Surgical Closure of BPF
If a postoperative BPF is detected within a few days of the patient’s original surgery, re-exploration by either VATS or open thoracotomy with closure of the fistula is the recommended approach if the clinical situation allows. The success rate of BPF closure with surgery has been reported to be as high as 80–95%, although this includes the postoperative population that is healthy enough to undergo a major reoperation. There are multiple surgical options described for closure of a BPF: (1) VATS/thoracotomy with direct resection and closure of the stump with intercostal muscle reinforcement or omental flap, (2) trans-sternal bronchial closure, (3) thoracoplasty with or without extrathoracic chest wall muscle transposition, or (4) chronic drainage with chest tube or Eloesser procedure (described below).
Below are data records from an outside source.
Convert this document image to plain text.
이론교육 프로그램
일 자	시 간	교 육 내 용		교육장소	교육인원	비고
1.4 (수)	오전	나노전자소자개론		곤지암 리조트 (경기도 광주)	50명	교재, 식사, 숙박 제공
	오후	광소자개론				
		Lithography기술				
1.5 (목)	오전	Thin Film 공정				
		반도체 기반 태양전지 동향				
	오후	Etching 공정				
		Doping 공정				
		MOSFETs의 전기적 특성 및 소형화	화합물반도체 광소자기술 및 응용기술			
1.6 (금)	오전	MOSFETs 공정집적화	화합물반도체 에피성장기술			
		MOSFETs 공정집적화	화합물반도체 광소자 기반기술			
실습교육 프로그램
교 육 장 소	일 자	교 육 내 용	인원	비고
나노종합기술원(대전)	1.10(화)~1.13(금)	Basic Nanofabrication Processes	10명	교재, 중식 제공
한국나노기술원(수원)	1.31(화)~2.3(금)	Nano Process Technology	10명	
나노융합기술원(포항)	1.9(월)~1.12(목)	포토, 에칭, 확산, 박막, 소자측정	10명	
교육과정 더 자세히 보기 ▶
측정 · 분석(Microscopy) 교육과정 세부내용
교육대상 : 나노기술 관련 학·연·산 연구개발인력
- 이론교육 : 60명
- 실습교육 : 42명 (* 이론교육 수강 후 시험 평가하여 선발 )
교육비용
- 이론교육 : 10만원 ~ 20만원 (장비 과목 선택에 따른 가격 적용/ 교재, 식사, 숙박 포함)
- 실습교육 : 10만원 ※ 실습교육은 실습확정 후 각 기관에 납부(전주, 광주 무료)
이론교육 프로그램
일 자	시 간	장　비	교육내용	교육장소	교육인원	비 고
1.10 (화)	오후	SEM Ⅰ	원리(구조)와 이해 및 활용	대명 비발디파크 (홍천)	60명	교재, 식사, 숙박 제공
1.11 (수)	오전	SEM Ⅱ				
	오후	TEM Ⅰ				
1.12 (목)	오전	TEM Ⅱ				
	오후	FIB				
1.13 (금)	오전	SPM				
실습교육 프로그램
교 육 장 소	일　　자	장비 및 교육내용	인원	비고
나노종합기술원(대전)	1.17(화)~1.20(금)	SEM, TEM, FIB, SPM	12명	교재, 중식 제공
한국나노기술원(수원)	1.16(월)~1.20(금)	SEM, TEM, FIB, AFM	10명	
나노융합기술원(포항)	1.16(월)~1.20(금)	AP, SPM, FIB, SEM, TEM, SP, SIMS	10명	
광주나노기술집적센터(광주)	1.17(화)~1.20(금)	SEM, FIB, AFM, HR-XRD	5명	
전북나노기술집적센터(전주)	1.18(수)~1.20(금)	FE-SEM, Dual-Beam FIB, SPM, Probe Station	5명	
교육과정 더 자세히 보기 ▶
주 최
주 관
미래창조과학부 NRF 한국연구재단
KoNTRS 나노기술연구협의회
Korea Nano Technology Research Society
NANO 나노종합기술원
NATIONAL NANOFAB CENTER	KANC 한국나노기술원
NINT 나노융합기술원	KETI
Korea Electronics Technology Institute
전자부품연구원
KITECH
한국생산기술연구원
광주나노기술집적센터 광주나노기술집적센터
Sequential operative procedures are often planned in debilitated patients who would not tolerate another major operation. Bronchopleural fistula complicated by empyema is one such circumstance where sequential operations may achieve better success. The pleural cavity is allowed to continuously drain by an empyema tube or an Eloesser procedure. The Eloesser procedure was named after Leo Eloesser, the thoracic surgeon who first described the technique. It involves the creation of a 5-cm opening in the chest wall with resection of 2–3 adjacent ribs and suturing of the skin to the pleural cavity to allow complete continuous drainage of the pleural space. The Eloesser procedure has minimal morbidity even in chronically ill patients and can be used in the acute setting. The patient then undergoes aggressive nutritional support and intensive physical rehabilitation and returns to the operating room once healthy enough to tolerate a second procedure for a thoracotomy with flap closure of the BPF. The details and technical aspects of surgical closure of bronchopleural fistulas are beyond the scope of this discussion. (Please refer to suggested reading at the end of this chapter for additional resources.)